In this paper, small breaks take place in the curves of total energy and potential energy versus the temperature. Above of the glass transition temperature of our blend system (Tg ≥ 350 °K), the energies mechanism decrease linearly with temperature decreasing. However under the glass transition temperature, the energies too decrease linearly with temperature decreasing. From the above analysis, the total energy and the potential energy have necessary effect in the glass transition process.
Optical properties
Some optical properties of P3HT/CNPh-PPV polymer system were studied by using MD simulation methods.
In order to improve our work, some physical properties of P3HT/DOCN-PPV were calculated and listed in Table 3.

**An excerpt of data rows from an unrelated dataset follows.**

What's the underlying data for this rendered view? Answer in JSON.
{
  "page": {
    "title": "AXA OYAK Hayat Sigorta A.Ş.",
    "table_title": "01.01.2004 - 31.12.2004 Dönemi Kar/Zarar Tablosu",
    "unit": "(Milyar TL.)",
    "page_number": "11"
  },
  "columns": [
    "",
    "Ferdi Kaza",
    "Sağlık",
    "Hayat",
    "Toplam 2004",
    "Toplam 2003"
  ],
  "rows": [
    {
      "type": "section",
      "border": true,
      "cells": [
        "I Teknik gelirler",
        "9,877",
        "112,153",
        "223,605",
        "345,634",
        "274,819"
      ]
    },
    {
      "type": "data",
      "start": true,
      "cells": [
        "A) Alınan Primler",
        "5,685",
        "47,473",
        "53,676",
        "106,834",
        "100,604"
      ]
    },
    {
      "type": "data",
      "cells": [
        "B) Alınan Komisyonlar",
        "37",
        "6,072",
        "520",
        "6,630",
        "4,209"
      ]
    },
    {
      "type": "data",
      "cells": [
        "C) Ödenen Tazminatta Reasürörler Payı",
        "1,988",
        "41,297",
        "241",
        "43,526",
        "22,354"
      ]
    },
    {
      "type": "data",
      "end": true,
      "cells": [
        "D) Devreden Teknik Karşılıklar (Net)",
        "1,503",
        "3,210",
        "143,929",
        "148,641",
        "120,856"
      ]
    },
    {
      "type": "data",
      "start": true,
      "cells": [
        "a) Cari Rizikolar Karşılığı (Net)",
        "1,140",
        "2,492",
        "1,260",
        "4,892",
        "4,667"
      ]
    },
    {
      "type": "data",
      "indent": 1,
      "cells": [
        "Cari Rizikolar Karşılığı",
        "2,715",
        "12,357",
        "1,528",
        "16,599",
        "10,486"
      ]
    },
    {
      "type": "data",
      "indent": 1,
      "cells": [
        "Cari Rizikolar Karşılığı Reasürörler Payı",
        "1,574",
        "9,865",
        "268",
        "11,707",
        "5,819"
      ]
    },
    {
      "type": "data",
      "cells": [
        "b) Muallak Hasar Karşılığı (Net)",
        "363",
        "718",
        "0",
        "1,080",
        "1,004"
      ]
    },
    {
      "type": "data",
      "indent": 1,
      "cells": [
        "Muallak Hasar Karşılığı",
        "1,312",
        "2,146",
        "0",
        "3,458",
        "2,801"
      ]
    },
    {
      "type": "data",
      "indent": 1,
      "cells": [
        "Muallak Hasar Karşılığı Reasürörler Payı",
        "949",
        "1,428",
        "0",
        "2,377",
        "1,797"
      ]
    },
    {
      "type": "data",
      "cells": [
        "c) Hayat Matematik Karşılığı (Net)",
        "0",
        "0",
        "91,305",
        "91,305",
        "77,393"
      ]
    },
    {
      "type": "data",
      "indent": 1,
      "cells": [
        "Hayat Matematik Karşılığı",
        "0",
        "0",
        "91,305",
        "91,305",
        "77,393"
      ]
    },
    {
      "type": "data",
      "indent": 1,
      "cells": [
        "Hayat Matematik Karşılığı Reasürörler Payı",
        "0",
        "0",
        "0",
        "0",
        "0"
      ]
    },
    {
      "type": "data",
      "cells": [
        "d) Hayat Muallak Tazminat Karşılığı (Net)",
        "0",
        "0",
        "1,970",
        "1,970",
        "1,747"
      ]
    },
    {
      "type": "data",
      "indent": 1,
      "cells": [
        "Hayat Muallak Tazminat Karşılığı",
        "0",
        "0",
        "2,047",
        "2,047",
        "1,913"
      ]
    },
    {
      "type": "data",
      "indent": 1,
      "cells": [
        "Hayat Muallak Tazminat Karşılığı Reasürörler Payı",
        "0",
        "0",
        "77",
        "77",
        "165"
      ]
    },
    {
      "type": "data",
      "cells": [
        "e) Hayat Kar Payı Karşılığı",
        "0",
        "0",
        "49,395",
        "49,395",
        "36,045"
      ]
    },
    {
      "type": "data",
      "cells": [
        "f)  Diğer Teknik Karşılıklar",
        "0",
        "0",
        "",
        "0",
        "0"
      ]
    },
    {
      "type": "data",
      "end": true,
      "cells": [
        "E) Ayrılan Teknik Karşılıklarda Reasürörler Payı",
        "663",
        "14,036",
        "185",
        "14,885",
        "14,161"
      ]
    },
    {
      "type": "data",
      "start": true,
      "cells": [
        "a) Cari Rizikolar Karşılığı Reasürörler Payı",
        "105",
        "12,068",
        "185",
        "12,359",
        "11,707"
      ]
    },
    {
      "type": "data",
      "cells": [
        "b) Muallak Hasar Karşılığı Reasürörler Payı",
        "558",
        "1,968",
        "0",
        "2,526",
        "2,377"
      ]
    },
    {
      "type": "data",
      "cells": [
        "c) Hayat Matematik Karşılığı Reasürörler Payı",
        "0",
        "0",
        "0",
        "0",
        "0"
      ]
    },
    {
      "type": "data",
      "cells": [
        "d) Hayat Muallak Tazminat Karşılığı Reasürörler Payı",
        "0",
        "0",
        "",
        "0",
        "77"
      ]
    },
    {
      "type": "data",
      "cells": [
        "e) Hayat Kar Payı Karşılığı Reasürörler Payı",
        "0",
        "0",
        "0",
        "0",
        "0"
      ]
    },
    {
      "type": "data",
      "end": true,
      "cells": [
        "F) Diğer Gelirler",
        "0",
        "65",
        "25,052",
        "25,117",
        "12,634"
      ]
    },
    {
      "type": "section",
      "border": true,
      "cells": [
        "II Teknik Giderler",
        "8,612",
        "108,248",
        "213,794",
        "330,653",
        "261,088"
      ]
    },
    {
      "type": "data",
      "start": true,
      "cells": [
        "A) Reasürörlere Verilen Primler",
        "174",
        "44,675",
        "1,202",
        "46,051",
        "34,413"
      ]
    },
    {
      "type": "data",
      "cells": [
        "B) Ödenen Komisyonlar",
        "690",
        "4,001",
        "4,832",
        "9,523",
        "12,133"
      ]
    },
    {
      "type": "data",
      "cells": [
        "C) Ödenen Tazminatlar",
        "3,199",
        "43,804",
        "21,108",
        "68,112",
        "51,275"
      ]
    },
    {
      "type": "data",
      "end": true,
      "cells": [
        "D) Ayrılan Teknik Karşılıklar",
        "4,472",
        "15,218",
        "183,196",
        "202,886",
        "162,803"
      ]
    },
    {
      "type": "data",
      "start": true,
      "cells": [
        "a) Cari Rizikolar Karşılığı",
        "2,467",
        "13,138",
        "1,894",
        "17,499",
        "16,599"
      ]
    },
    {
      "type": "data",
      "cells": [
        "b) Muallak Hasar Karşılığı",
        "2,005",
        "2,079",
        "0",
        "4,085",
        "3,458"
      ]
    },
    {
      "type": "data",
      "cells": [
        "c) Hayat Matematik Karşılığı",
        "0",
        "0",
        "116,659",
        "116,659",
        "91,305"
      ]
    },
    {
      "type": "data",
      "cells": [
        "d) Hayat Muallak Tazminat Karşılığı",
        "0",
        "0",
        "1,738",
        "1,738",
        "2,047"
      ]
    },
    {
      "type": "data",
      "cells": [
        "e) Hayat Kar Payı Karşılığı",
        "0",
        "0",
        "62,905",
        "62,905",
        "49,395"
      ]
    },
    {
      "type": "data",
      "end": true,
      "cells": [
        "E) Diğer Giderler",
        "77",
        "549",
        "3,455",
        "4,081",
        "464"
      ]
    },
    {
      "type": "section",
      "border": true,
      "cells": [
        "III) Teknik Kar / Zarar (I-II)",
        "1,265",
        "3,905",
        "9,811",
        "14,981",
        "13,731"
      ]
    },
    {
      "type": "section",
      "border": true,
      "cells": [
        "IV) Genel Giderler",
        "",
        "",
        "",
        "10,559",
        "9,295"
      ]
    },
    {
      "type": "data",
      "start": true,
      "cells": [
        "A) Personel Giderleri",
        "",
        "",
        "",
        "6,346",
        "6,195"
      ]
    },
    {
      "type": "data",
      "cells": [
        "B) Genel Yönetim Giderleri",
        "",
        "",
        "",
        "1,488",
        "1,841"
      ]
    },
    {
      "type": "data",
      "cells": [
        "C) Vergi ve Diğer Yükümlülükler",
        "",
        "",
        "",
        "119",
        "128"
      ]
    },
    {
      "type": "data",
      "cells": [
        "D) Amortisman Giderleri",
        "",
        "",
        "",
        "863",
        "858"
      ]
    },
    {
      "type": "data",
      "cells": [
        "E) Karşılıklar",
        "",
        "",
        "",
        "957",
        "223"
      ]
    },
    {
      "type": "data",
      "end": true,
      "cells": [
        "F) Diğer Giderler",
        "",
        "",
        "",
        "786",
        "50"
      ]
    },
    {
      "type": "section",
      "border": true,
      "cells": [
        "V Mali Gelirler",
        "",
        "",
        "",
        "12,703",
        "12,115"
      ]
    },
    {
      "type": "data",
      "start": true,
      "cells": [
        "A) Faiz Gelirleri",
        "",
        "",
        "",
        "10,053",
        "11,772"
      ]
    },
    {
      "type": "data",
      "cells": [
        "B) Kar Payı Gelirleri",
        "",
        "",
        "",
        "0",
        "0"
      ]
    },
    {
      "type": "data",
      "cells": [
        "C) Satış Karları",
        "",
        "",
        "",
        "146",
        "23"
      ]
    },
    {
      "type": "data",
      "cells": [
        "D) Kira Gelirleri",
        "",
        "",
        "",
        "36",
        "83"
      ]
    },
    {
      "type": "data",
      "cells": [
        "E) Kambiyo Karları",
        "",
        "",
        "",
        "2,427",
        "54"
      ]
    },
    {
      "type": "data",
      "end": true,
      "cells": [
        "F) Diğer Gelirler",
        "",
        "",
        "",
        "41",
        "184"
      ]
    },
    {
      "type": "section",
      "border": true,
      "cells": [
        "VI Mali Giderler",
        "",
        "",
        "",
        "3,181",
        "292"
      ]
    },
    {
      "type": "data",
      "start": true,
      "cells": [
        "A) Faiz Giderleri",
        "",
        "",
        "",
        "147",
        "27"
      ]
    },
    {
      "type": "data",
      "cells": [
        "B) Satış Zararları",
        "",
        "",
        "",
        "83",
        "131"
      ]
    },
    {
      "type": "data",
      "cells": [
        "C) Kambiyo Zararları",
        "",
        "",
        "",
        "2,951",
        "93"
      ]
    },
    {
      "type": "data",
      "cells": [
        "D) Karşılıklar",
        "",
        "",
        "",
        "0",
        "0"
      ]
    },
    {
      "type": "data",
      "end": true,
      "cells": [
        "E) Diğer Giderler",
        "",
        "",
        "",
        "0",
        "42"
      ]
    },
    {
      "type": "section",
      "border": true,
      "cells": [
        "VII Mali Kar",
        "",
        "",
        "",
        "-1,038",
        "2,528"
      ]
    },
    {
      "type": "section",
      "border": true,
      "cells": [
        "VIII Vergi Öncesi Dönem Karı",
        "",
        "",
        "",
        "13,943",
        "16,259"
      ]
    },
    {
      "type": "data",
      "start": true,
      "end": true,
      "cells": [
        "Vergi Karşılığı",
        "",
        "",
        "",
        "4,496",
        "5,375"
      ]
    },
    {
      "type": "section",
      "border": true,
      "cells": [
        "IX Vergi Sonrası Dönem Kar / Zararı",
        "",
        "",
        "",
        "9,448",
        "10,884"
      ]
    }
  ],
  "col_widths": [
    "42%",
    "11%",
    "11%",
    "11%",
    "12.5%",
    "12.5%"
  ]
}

In the best of our knowledge, the physical properties for P3HT/CNPh-PPV polymer system were not studied and for this propose we could not compare our results with other values.
Conclusion
In this paper, different physical properties of P3HT/CNPh-PPV polymer system was studies by meaning of the computer simulation. The glass transition temperature (Tg) of P3HT, CNPh-PPV and P3HT/CNPh-PPV polymer system were calculated from the curves of the specific volume (vs) temperature. The study of the thermal properties can help to predict the miscibility of a polymer blend. The solubility parameters of both P3HT and CNPh-PPV were calculated by using Forcite and Van Kreleven of the semi empirical method Synthia. The difference between the solubility parameters equal to 0.64 cal 1/2 /cm 3/2 ; that can be a good indicator of miscibility for P3HT:DOCN-PPV blend. The solubility parameters of P3HT and CNPh-PPV were compared with available experimental values in literature. One single glass transition temperature (Tg) equal to 354 K is obtained for our polymer blend. The effect of some energies in the Tg process was studied and analyzed. In the best of our knowledge, no experimental value for P3HT:DOCN-PPV is available in literature. From all above results we can confirm the miscibility of P3HT:CNPh-PPV polymer blend.
In order to improve our study, other different physical properties were simulated.